High Performance Computing (HPC) has long been the watchword of supercomputing centers, where huge government and university
research centers, such as the Lawrence Livermore and Sandia national laboratories, use Linux to process huge data sets. Now,
HPC spinoff technnology is arriving in the enterprise and SMB Linux markets.
Just as the U.S. space program afforded such innovations as scratch resistant sunglasses, all-weather winter radial tire for
cars, and equipment for hospitals to monitor patients' vital signs, so has HPC been the source of innovation for smaller scale
architectures. The technology used to run HPC is spilling over to mainstream IT, reaching smaller entities and companies with
a much smaller scale than Livermore use or Sandia National Laboratory might have. Enterprise and SMB market have an abundance
of resources to draw from traditional HPC computing.

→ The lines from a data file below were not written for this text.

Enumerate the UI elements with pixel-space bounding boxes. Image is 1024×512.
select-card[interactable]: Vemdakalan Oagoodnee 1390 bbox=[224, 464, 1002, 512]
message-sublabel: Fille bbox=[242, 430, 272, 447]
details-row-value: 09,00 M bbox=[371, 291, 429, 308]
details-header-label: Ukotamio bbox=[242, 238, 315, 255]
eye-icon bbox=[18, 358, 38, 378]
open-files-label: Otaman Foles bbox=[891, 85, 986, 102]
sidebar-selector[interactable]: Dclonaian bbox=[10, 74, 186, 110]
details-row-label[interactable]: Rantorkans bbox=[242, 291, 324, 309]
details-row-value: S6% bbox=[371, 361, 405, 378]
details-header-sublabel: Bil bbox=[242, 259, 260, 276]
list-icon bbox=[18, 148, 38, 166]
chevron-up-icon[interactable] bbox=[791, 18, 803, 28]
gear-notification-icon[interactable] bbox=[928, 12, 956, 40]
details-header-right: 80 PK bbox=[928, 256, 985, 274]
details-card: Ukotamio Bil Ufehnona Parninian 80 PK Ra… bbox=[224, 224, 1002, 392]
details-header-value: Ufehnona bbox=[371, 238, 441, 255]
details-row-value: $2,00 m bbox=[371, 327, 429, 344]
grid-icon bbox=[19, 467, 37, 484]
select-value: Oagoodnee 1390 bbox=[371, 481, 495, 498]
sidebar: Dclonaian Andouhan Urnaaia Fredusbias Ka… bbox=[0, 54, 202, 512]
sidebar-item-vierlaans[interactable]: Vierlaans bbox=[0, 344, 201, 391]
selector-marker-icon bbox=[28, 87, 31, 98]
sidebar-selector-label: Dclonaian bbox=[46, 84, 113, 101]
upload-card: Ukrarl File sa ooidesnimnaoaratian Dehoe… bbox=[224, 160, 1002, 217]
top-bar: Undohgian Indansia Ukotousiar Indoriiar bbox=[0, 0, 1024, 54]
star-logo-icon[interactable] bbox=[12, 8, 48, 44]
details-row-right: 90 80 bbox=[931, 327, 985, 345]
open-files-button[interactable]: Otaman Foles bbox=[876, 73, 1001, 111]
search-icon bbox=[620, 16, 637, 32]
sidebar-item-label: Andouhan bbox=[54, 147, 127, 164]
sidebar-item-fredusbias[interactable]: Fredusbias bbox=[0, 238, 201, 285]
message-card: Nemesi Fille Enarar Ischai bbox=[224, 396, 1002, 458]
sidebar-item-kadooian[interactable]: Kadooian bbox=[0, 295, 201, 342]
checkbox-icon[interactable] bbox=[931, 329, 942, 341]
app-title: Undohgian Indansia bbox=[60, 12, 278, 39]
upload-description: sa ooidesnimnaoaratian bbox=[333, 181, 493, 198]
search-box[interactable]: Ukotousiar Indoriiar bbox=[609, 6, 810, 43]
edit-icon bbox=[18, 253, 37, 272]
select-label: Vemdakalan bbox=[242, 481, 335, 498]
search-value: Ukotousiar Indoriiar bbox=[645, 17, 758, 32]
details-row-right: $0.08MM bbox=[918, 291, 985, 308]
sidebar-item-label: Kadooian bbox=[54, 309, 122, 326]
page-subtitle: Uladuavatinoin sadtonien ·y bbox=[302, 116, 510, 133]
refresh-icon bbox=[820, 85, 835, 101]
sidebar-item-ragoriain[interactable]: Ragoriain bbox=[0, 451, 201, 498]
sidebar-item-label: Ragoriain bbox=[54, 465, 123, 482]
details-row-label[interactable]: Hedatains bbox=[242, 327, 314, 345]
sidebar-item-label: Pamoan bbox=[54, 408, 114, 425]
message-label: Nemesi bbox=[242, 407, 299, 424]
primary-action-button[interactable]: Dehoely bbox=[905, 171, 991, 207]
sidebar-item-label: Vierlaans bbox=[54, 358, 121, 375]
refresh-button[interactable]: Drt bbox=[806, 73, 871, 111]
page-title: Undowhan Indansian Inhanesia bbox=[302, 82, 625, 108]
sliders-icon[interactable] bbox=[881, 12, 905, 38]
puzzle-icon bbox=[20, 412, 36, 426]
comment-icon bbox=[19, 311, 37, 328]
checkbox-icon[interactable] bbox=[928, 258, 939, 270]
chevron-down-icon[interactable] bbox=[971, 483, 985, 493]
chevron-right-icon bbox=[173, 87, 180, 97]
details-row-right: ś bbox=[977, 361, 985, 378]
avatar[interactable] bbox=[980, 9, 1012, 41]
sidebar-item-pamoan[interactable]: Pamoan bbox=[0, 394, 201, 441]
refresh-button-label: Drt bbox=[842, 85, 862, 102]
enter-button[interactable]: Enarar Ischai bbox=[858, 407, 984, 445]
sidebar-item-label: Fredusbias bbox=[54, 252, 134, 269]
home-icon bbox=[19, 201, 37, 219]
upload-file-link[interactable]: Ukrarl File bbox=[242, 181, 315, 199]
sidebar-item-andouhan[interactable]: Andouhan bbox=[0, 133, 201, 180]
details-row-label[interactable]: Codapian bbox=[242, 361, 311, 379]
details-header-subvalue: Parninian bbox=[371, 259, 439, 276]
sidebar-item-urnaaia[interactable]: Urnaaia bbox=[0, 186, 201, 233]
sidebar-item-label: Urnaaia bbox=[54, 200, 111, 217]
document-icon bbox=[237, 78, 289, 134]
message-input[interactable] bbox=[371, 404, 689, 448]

"Today, many more organizations are able to take advantage of High Performance Computing, due to the ready availability of
inexpensive compute clusters powered by Linux running on off-the-shelf x86 hardware, as opposed to the proprietary hardware
and software of yesterday’s supercomputers," says Sam Charrington, Vice President of Product Management and Marketing for
Appistry, Inc. The accessibility and availability of HPC technology is a big driver for scaled down markets, and so is another
consideration: physical environmental controls.

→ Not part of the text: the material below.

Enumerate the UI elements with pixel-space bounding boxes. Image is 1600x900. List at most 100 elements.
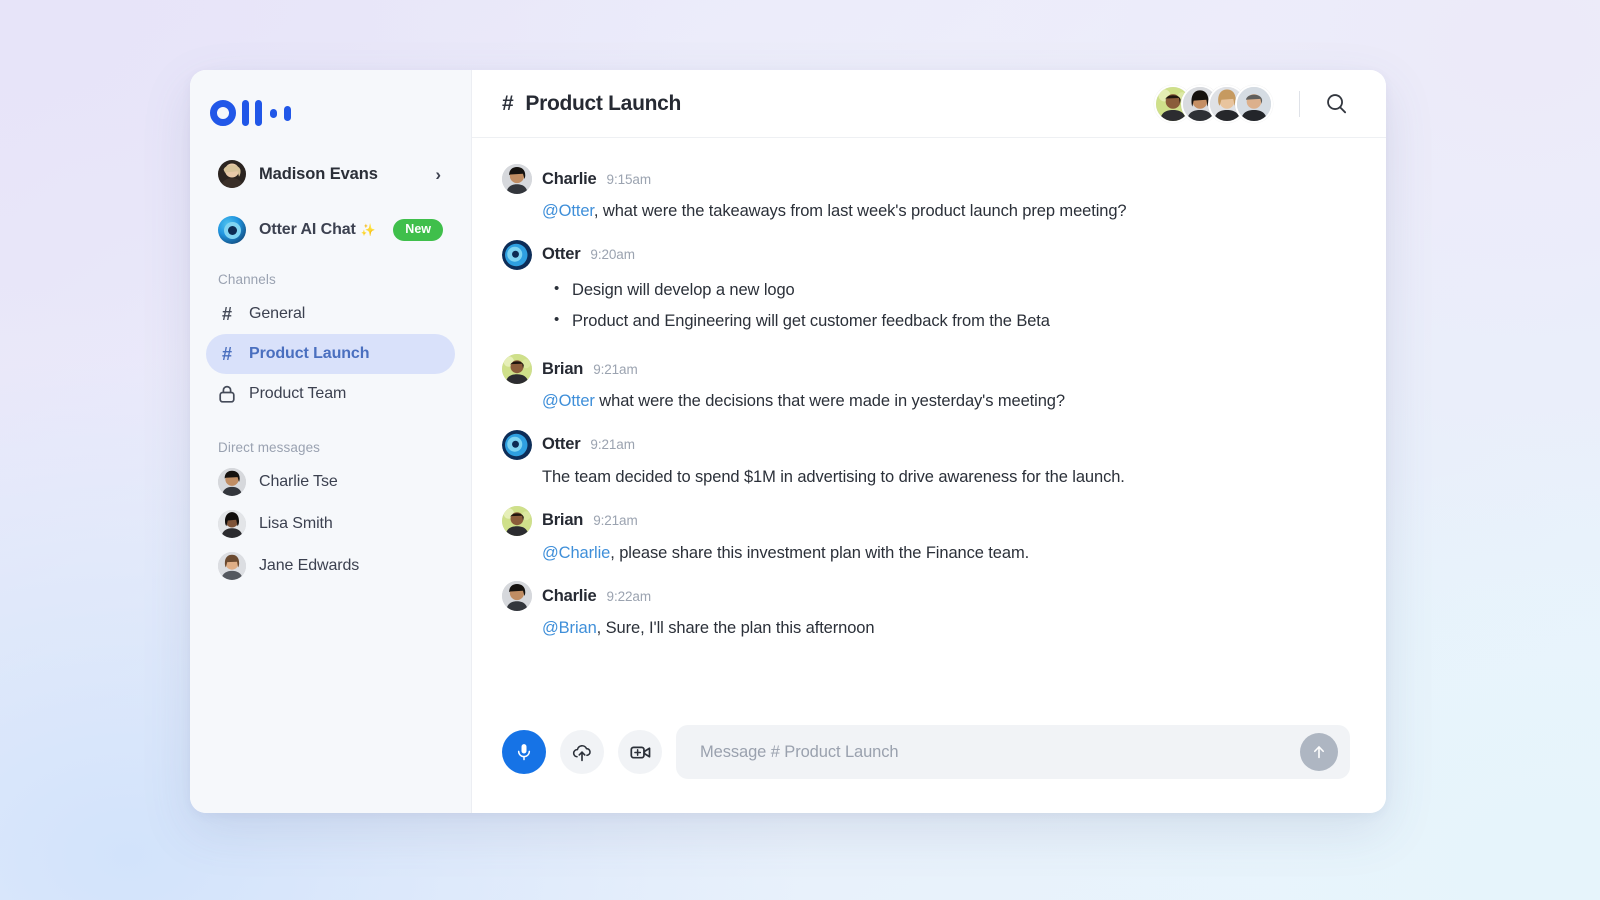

Bill Thirsk, CIO of Marist College in Poughkeepsie, New York, believes that innovations from HPC that avail themselves to
mainstream SMB and enterprise IT environments are many: in physical environmental controls, efficient processors, scalability
with lower power consumption, and less need for network fabric.

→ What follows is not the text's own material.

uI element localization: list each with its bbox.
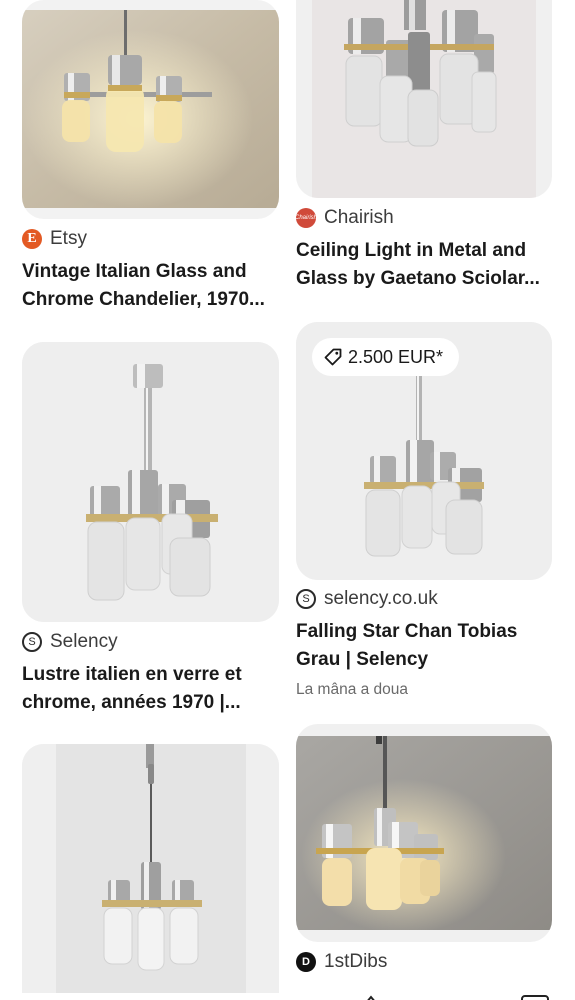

An emerging topic of concern for today's CIO is a trend to a "green" data center environment and innovations developed from
HPC are aiding this direction.
"The 'greening' of the datacenter was once a good idea to save a little money," says Thirsk. "It is now an imperative. HPC
cooling and environment control technologies are leading the way."
Thirsk points out that with a server farm or blade center, many independent power supplies are running equipment that is not
running at capacity, and they are all generating heat. "The supercomputers and mainframes have evolved to include integrated
cooling, smaller footprints, more efficient power allocation for CPUs, and consolidated network connections, making the need
for multiple network wires running back to multiple switches and other network gear obsolete," he explains. "These technologies
are finding their way to the smaller capacity servers, network gear, and most notably self-cooling network racks."
Justin King, systems administrator for the Human Neuroimaging Laboratory at Houston, Texas based Baylor College of Medicine
in the Department of Neuroscience concurs with Thirsk that advances in power efficiency developed in a large-scale HPC environment
are available to mainstream IT computing environments. "Machines are insanely powerful now and customers are demanding improvements
in energy consumption," says King. "We're currently deploying a cluster which has 16 cores and 32GB RAM in 1U. In 1.7" of
rack height you have as much power now as you did in 5-8U just 4 years ago. With the density now, everyone is noticing lots
of spare CPU cycles—hence the move towards virtualization. With that said, I think we are starting to see the move towards
utility-on-demand and cloud computing, and I believe that trend will continue. Given an abstract problem and the ability to
scale out as needed, I think the power and cooling issue will present less of an issue as adding compute power to an application
will be as simple as adding a few more servers to the cloud."